The Threadneedle (Lux) – Enhanced Commodities fund has not had a good decade, with an annualized return below -5% in 10 years that have been difficult for basic resources. However, the commodity portfolio manager of Columbia Threadneedle Investments, Nicolas Robin, considers that the prices of the main raw materials in the market are now inviting to buy and there is now an opportunity that should not be missed.
What is most conditioning the commodity market at the moment?
There are three elements, mainly. The first is deglobalization. What has happened in this crisis is that the need has arisen, on the part of many actors in the developed world, to secure the production of Asia that is disappearing.
This is going to generate a lot of investment in production infrastructure now and for this many raw materials are needed. The second point is the lack of investment in energy, something that is going to have to be fixed in the medium term because fossil fuels are going to be needed for the energy transition and because of current energy prices. The third factor is geopolitical risk, since one must think about securing energy sources.
The rise of the dollar is affecting raw materials downwards. Can it be worse than 20 years ago?
The rally in the dollar does not help, but the situation is different from what it was 20 years ago, because the United States is a net exporter of oil, and there is not that impact from the increase in crude oil prices as there was before, when they had to pay for imported oil. That has an impact on the correlation, because when the dollar rises almost all the commodities that are priced in dollars become more expensive, and that has a negative impact on prices in dollars.
Do you expect a recession that will punish the demand for raw materials?
I think that Europe is not in a comfortable situation due to the whole gas issue, so I expect there to be a significant slowdown, especially in winter. But if you look at the United States, the situation is very positive. It has an advantageous position because they have oil, cereals to a certain extent, metal… And because the natural gas market is still very domestic in the United States. It does not have much capacity to export.
Can the increase in the prices of raw materials affect the production of materials itself, due to the increase in costs? How expensive has it been?
I don’t have exact numbers on this, but for example, if you look at copper, it’s very sensitive to the fact that mining is going down. When you were mining copper of a certain quality 20 years ago, it probably doesn’t exist anymore, so you are mining copper of a lower quality. A significant part of production costs is fuel for machinery, and as we have higher energy prices, that has an impact. It is an inflationary factor.

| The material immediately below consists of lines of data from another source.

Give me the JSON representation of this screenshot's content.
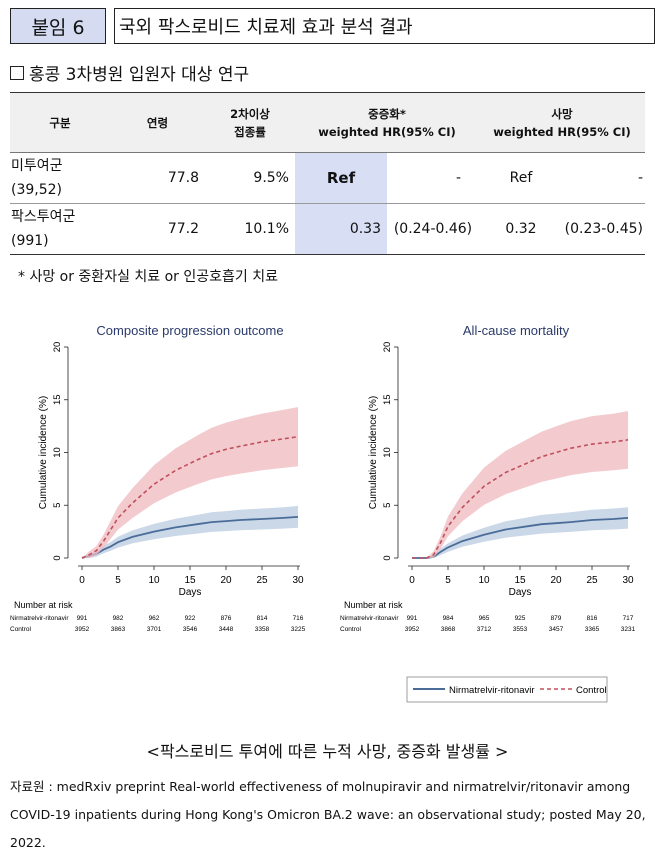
{
  "header": {
    "badge": "붙임 6",
    "title": "국외 팍스로비드 치료제 효과 분석 결과"
  },
  "subhead": "홍콩 3차병원 입원자 대상 연구",
  "table": {
    "headers": {
      "group": "구분",
      "age": "연령",
      "vacc_line1": "2차이상",
      "vacc_line2": "접종률",
      "severe_line1": "중증화*",
      "severe_line2": "weighted HR(95% CI)",
      "death_line1": "사망",
      "death_line2": "weighted HR(95% CI)"
    },
    "rows": [
      {
        "name": "미투여군",
        "n": "(39,52)",
        "age": "77.8",
        "vacc": "9.5%",
        "sev_hr": "Ref",
        "sev_ci": "-",
        "death_hr": "Ref",
        "death_ci": "-"
      },
      {
        "name": "팍스투여군",
        "n": "(991)",
        "age": "77.2",
        "vacc": "10.1%",
        "sev_hr": "0.33",
        "sev_ci": "(0.24-0.46)",
        "death_hr": "0.32",
        "death_ci": "(0.23-0.45)"
      }
    ]
  },
  "footnote": "* 사망 or 중환자실 치료 or 인공호흡기 치료",
  "chart_data": [
    {
      "type": "line",
      "title": "Composite progression outcome",
      "xlabel": "Days",
      "ylabel": "Cumulative incidence (%)",
      "xlim": [
        0,
        30
      ],
      "ylim": [
        0,
        20
      ],
      "xticks": [
        0,
        5,
        10,
        15,
        20,
        25,
        30
      ],
      "yticks": [
        0,
        5,
        10,
        15,
        20
      ],
      "x": [
        0,
        1,
        2,
        3,
        4,
        5,
        7,
        10,
        13,
        16,
        18,
        20,
        22,
        25,
        28,
        30
      ],
      "series": [
        {
          "name": "Nirmatrelvir-ritonavir",
          "values": [
            0,
            0.2,
            0.4,
            0.8,
            1.1,
            1.5,
            2.0,
            2.5,
            2.9,
            3.2,
            3.4,
            3.5,
            3.6,
            3.7,
            3.8,
            3.9
          ]
        },
        {
          "name": "Control",
          "values": [
            0,
            0.3,
            0.7,
            1.6,
            2.7,
            3.8,
            5.2,
            7.0,
            8.3,
            9.3,
            9.9,
            10.3,
            10.6,
            11.0,
            11.3,
            11.5
          ]
        }
      ],
      "risk_table": {
        "heading": "Number at risk",
        "rows": [
          {
            "label": "Nirmatrelvir-ritonavir",
            "values": [
              "991",
              "982",
              "962",
              "922",
              "876",
              "814",
              "716"
            ]
          },
          {
            "label": "Control",
            "values": [
              "3952",
              "3863",
              "3701",
              "3546",
              "3448",
              "3358",
              "3225"
            ]
          }
        ]
      }
    },
    {
      "type": "line",
      "title": "All-cause mortality",
      "xlabel": "Days",
      "ylabel": "Cumulative incidence (%)",
      "xlim": [
        0,
        30
      ],
      "ylim": [
        0,
        20
      ],
      "xticks": [
        0,
        5,
        10,
        15,
        20,
        25,
        30
      ],
      "yticks": [
        0,
        5,
        10,
        15,
        20
      ],
      "x": [
        0,
        1,
        2,
        3,
        4,
        5,
        7,
        10,
        13,
        16,
        18,
        20,
        22,
        25,
        28,
        30
      ],
      "series": [
        {
          "name": "Nirmatrelvir-ritonavir",
          "values": [
            0,
            0,
            0,
            0.1,
            0.6,
            1.0,
            1.6,
            2.2,
            2.7,
            3.0,
            3.2,
            3.3,
            3.4,
            3.6,
            3.7,
            3.8
          ]
        },
        {
          "name": "Control",
          "values": [
            0,
            0,
            0,
            0.3,
            1.5,
            3.0,
            4.8,
            6.8,
            8.1,
            9.0,
            9.6,
            10.0,
            10.4,
            10.8,
            11.0,
            11.2
          ]
        }
      ],
      "risk_table": {
        "heading": "Number at risk",
        "rows": [
          {
            "label": "Nirmatrelvir-ritonavir",
            "values": [
              "991",
              "984",
              "965",
              "925",
              "879",
              "816",
              "717"
            ]
          },
          {
            "label": "Control",
            "values": [
              "3952",
              "3868",
              "3712",
              "3553",
              "3457",
              "3365",
              "3231"
            ]
          }
        ]
      }
    }
  ],
  "legend": {
    "treated": "Nirmatrelvir-ritonavir",
    "control": "Control"
  },
  "colors": {
    "treated": "#4a6c98",
    "treated_band": "#b9cbe0",
    "control": "#c0505c",
    "control_band": "#efb9bf",
    "highlight": "#d8dff5"
  },
  "caption": "<팍스로비드 투여에 따른 누적 사망, 중증화 발생률 >",
  "source": "자료원 : medRxiv preprint Real-world effectiveness of molnupiravir and nirmatrelvir/ritonavir among COVID-19 inpatients during Hong Kong's Omicron BA.2 wave: an observational study; posted May 20, 2022."
}
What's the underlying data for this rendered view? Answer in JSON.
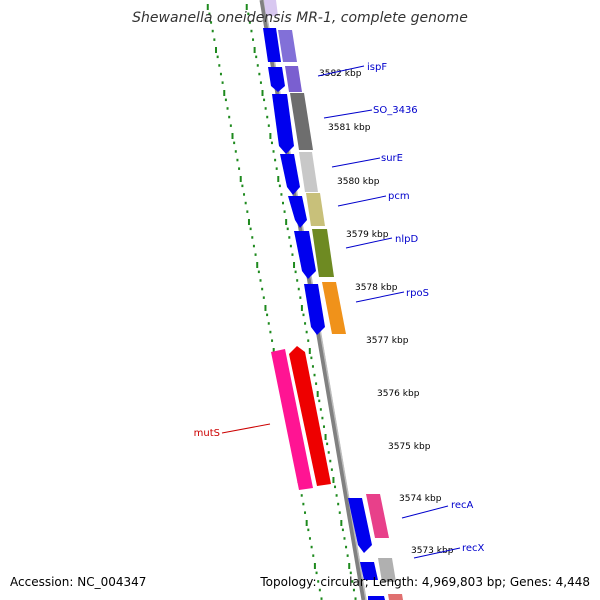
{
  "title": "Shewanella oneidensis MR-1, complete genome",
  "accession": "Accession: NC_004347",
  "summary": "Topology: circular; Length: 4,969,803 bp; Genes: 4,448",
  "colors": {
    "backbone": "#808080",
    "tick_dots": "#1e8a1e",
    "label_blue": "#0000cc",
    "label_red": "#cc0000"
  },
  "ticks": [
    "3582 kbp",
    "3581 kbp",
    "3580 kbp",
    "3579 kbp",
    "3578 kbp",
    "3577 kbp",
    "3576 kbp",
    "3575 kbp",
    "3574 kbp",
    "3573 kbp"
  ],
  "genes": [
    {
      "name": "ispF",
      "strand": "-"
    },
    {
      "name": "SO_3436",
      "strand": "-"
    },
    {
      "name": "surE",
      "strand": "-"
    },
    {
      "name": "pcm",
      "strand": "-"
    },
    {
      "name": "nlpD",
      "strand": "-"
    },
    {
      "name": "rpoS",
      "strand": "-"
    },
    {
      "name": "mutS",
      "strand": "+"
    },
    {
      "name": "recA",
      "strand": "-"
    },
    {
      "name": "recX",
      "strand": "-"
    }
  ]
}
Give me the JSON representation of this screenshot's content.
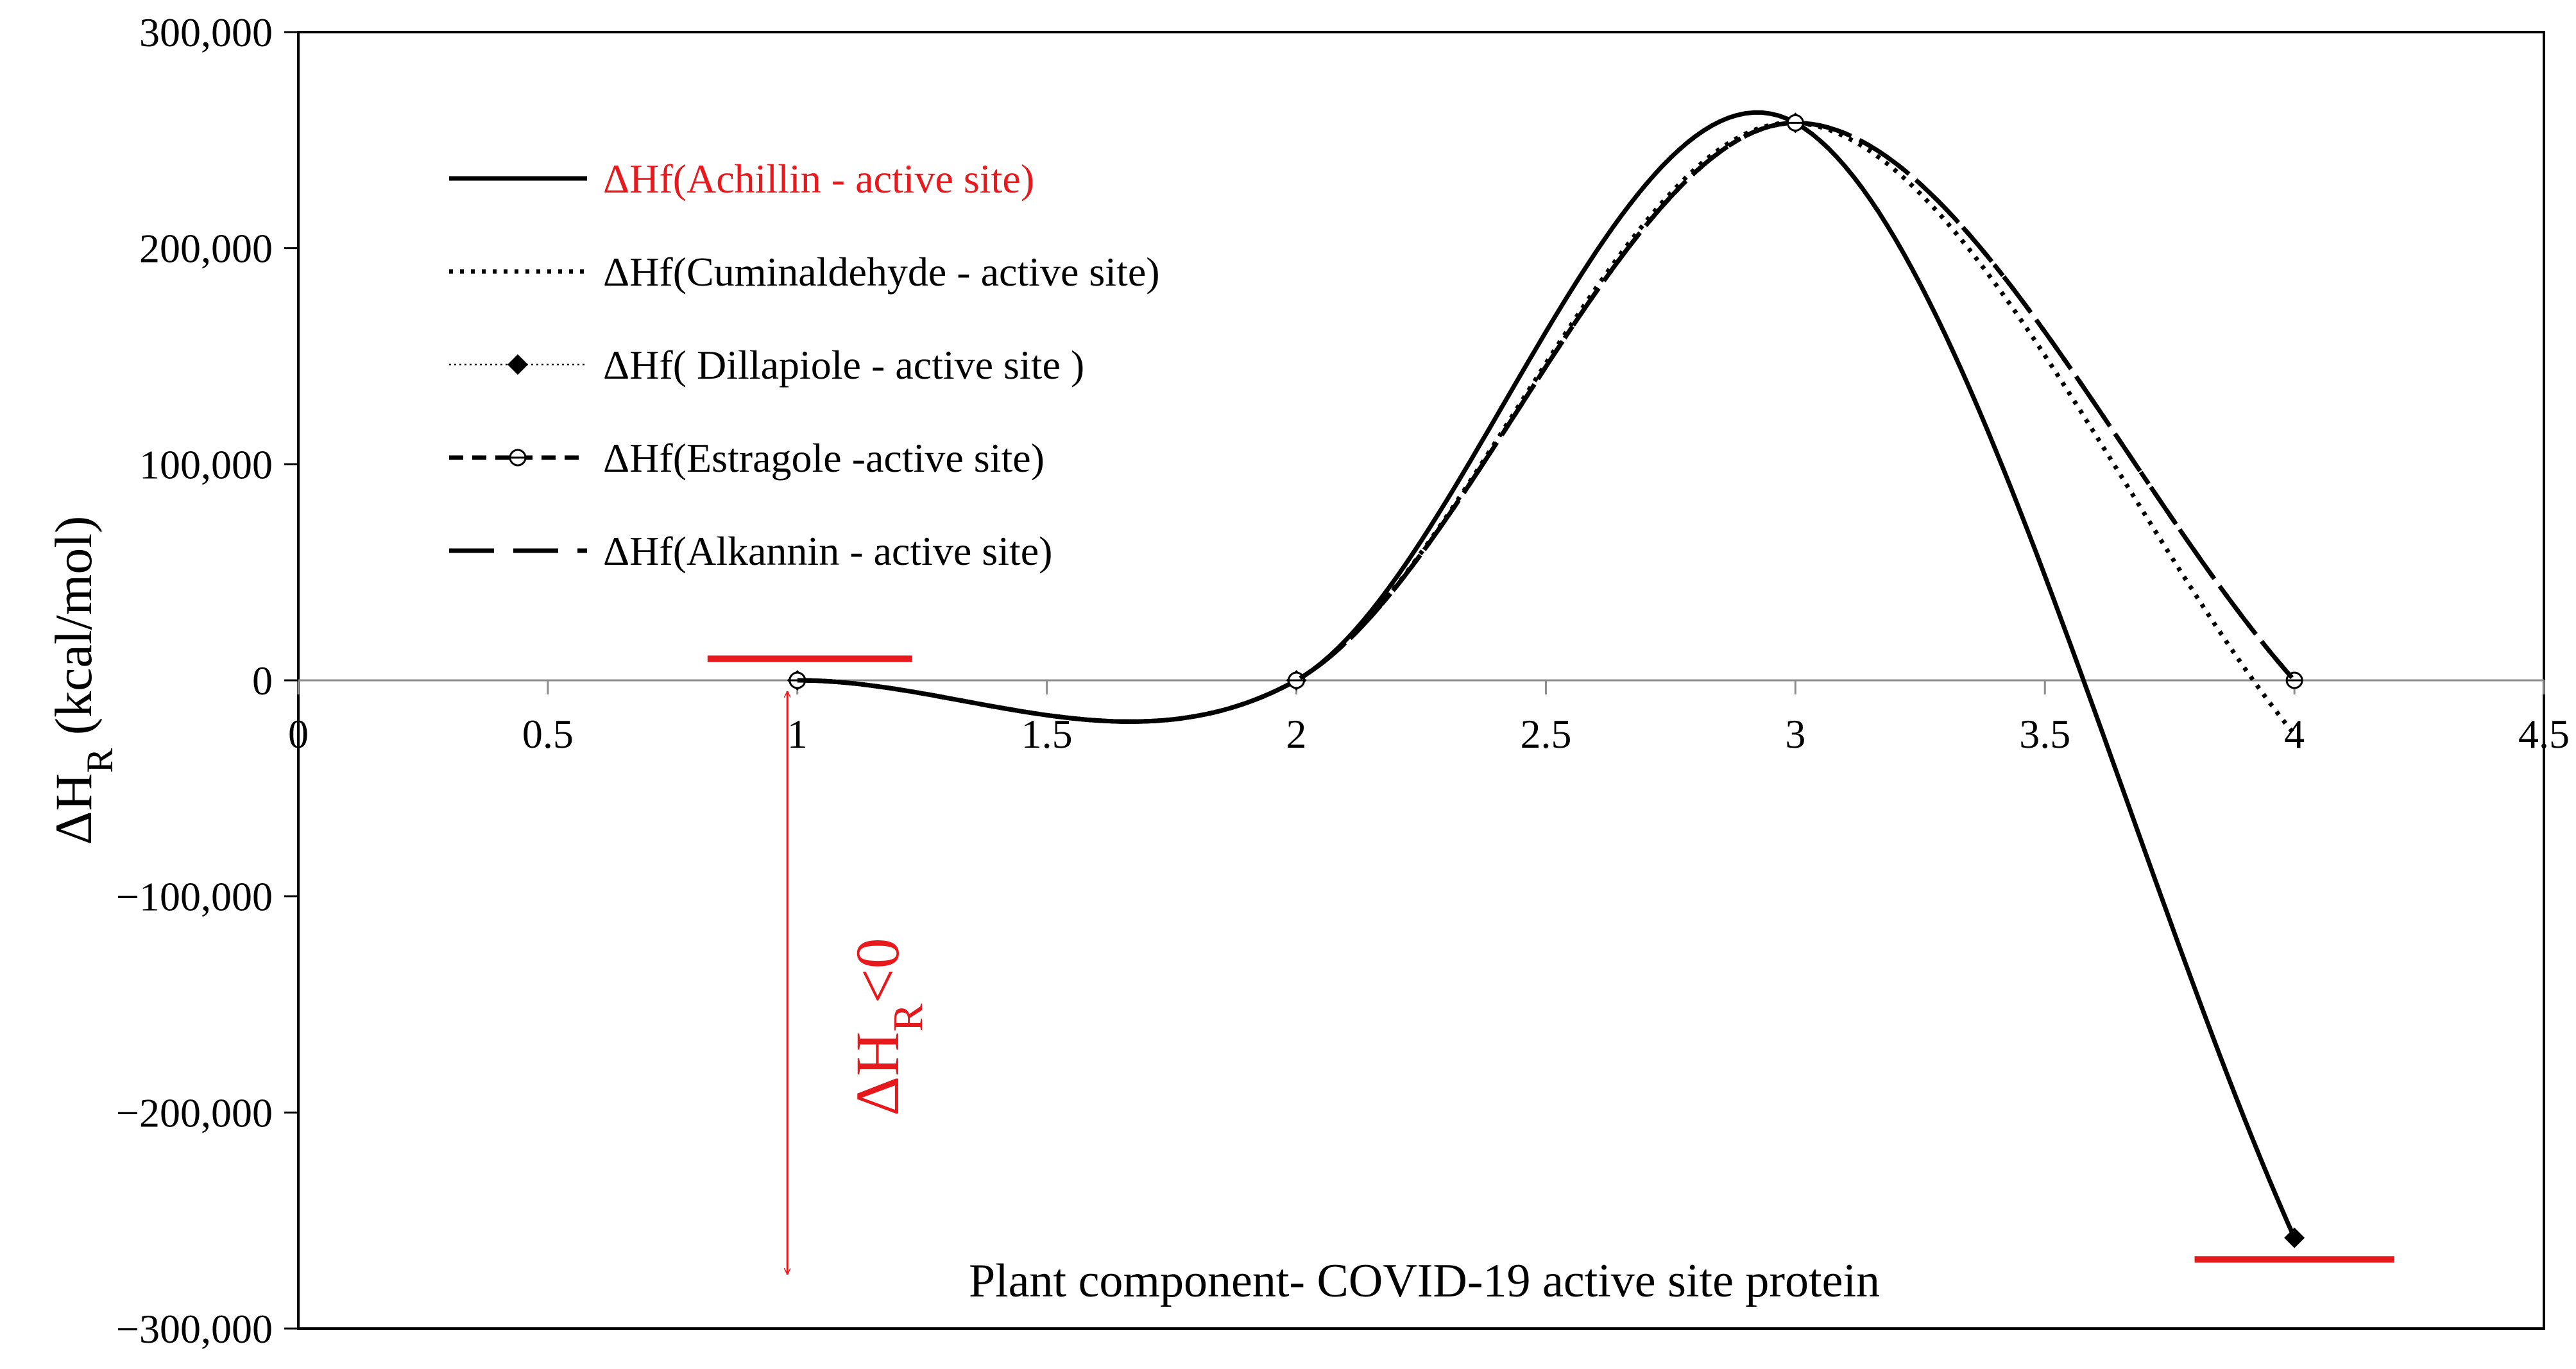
{
  "chart_data": {
    "type": "line",
    "title": "",
    "xlabel": "Plant component- COVID-19 active site protein",
    "ylabel": {
      "main": "ΔH",
      "sub": "R",
      "tail": " (kcal/mol)"
    },
    "xlim": [
      0,
      4.5
    ],
    "ylim": [
      -300000,
      300000
    ],
    "xticks": [
      0,
      0.5,
      1,
      1.5,
      2,
      2.5,
      3,
      3.5,
      4,
      4.5
    ],
    "xtick_labels": [
      "0",
      "0.5",
      "1",
      "1.5",
      "2",
      "2.5",
      "3",
      "3.5",
      "4",
      "4.5"
    ],
    "yticks": [
      300000,
      200000,
      100000,
      0,
      -100000,
      -200000,
      -300000
    ],
    "ytick_labels": [
      "300,000",
      "200,000",
      "100,000",
      "0",
      "−100,000",
      "−200,000",
      "−300,000"
    ],
    "series": [
      {
        "name": "ΔHf(Achillin - active site)",
        "style": "solid",
        "label_color": "#e8191d",
        "marker": "none",
        "x": [
          1,
          2,
          3,
          4
        ],
        "y": [
          0,
          0,
          258000,
          -258000
        ]
      },
      {
        "name": "ΔHf(Cuminaldehyde - active site)",
        "style": "dotted",
        "label_color": "#000000",
        "marker": "none",
        "x": [
          1,
          2,
          3,
          4
        ],
        "y": [
          0,
          0,
          258000,
          -25000
        ]
      },
      {
        "name": "ΔHf( Dillapiole  - active site )",
        "style": "thin-dotted",
        "label_color": "#000000",
        "marker": "diamond",
        "x": [
          1,
          2,
          3,
          4
        ],
        "y": [
          0,
          0,
          258000,
          -258000
        ]
      },
      {
        "name": "ΔHf(Estragole -active site)",
        "style": "dashed",
        "label_color": "#000000",
        "marker": "circle",
        "x": [
          1,
          2,
          3,
          4
        ],
        "y": [
          0,
          0,
          258000,
          0
        ]
      },
      {
        "name": "ΔHf(Alkannin - active site)",
        "style": "long-dash",
        "label_color": "#000000",
        "marker": "none",
        "x": [
          1,
          2,
          3,
          4
        ],
        "y": [
          0,
          0,
          258000,
          0
        ]
      }
    ],
    "annotations": {
      "delta_label": {
        "main": "ΔH",
        "sub": "R",
        "tail": "<0",
        "color": "#e8191d"
      },
      "reactant_level": {
        "x": [
          0.82,
          1.23
        ],
        "y": 10000,
        "color": "#e8191d"
      },
      "product_level": {
        "x": [
          3.8,
          4.2
        ],
        "y": -268000,
        "color": "#e8191d"
      },
      "arrow": {
        "x": 0.98,
        "y_top": -5000,
        "y_bottom": -275000,
        "color": "#e8191d"
      }
    }
  }
}
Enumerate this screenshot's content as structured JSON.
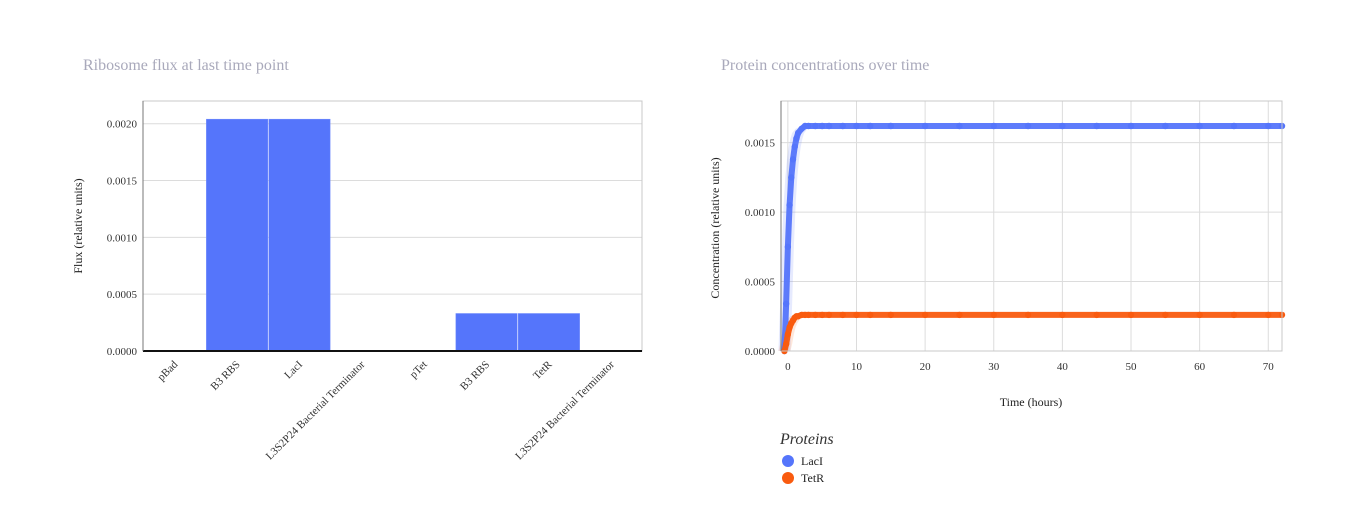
{
  "chart_data": [
    {
      "type": "bar",
      "title": "Ribosome flux at last time point",
      "xlabel": "",
      "ylabel": "Flux (relative units)",
      "ylim": [
        0,
        0.0022
      ],
      "ytick_labels": [
        "0.0000",
        "0.0005",
        "0.0010",
        "0.0015",
        "0.0020"
      ],
      "ytick_values": [
        0,
        0.0005,
        0.001,
        0.0015,
        0.002
      ],
      "categories": [
        "pBad",
        "B3 RBS",
        "LacI",
        "L3S2P24 Bacterial Terminator",
        "pTet",
        "B3 RBS",
        "TetR",
        "L3S2P24 Bacterial Terminator"
      ],
      "values": [
        0,
        0.00204,
        0.00204,
        0,
        0,
        0.00033,
        0.00033,
        0
      ],
      "bar_color": "#5575fb",
      "grid": true
    },
    {
      "type": "scatter",
      "title": "Protein concentrations over time",
      "xlabel": "Time (hours)",
      "ylabel": "Concentration (relative units)",
      "xlim": [
        -1,
        72
      ],
      "ylim": [
        0,
        0.0018
      ],
      "xtick_labels": [
        "0",
        "10",
        "20",
        "30",
        "40",
        "50",
        "60",
        "70"
      ],
      "xtick_values": [
        0,
        10,
        20,
        30,
        40,
        50,
        60,
        70
      ],
      "ytick_labels": [
        "0.0000",
        "0.0005",
        "0.0010",
        "0.0015"
      ],
      "ytick_values": [
        0,
        0.0005,
        0.001,
        0.0015
      ],
      "legend_title": "Proteins",
      "legend_position": "bottom-left",
      "grid": true,
      "series": [
        {
          "name": "LacI",
          "color": "#5575fb",
          "x": [
            -0.5,
            -0.25,
            0,
            0.25,
            0.5,
            0.75,
            1,
            1.25,
            1.5,
            2,
            2.5,
            3,
            4,
            5,
            6,
            8,
            10,
            12,
            15,
            20,
            25,
            30,
            35,
            40,
            45,
            50,
            55,
            60,
            65,
            70,
            72
          ],
          "y": [
            0,
            0.00034,
            0.00075,
            0.00105,
            0.00125,
            0.00138,
            0.00147,
            0.00153,
            0.00157,
            0.0016,
            0.00162,
            0.00162,
            0.00162,
            0.00162,
            0.00162,
            0.00162,
            0.00162,
            0.00162,
            0.00162,
            0.00162,
            0.00162,
            0.00162,
            0.00162,
            0.00162,
            0.00162,
            0.00162,
            0.00162,
            0.00162,
            0.00162,
            0.00162,
            0.00162
          ]
        },
        {
          "name": "TetR",
          "color": "#f95b0f",
          "x": [
            -0.5,
            -0.25,
            0,
            0.25,
            0.5,
            0.75,
            1,
            1.25,
            1.5,
            2,
            2.5,
            3,
            4,
            5,
            6,
            8,
            10,
            12,
            15,
            20,
            25,
            30,
            35,
            40,
            45,
            50,
            55,
            60,
            65,
            70,
            72
          ],
          "y": [
            0,
            5e-05,
            0.00012,
            0.00017,
            0.0002,
            0.00022,
            0.00024,
            0.00025,
            0.00025,
            0.00026,
            0.00026,
            0.00026,
            0.00026,
            0.00026,
            0.00026,
            0.00026,
            0.00026,
            0.00026,
            0.00026,
            0.00026,
            0.00026,
            0.00026,
            0.00026,
            0.00026,
            0.00026,
            0.00026,
            0.00026,
            0.00026,
            0.00026,
            0.00026,
            0.00026
          ]
        }
      ]
    }
  ]
}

What prospects do you have now for oil?
We have just seen how OPEC has cut production, by about 2 million barrels per day. The actual numbers are likely to be less than that figure, probably by 1 million barrels a day, which is going to come mainly from Saudi production. Now there has been a separation between fundamentals and prices. I think the impact of the recession has been overestimated, and I hope that the deterioration in demand is not as high as discounted. The oil market now has a fairly tight supply and demand situation and unless there is a very deep recession, more like what we had during the lockdowns, the market now appears to be in good health. And this looks set to continue.
The UN Food Price Index is at a high of 2011, when we saw the Arab springs. What is happening with agricultural resources?
One of the main factors affecting food prices is the cost of energy, because you need it for machinery and to produce fertilizers. In addition, Ukraine and Russia are major exporters of fertilizers, and as long as this problem is not solved, the markets will come under continuous pressure. And the weather factor is also a problem. We have had great droughts in Europe and in the United States the levels of the warehouses were already quite low, and there has been no opportunity to increase them. Looking ahead, 12 to 18 months, I think they’re going to continue to be very low, with no big changes on this front for a while.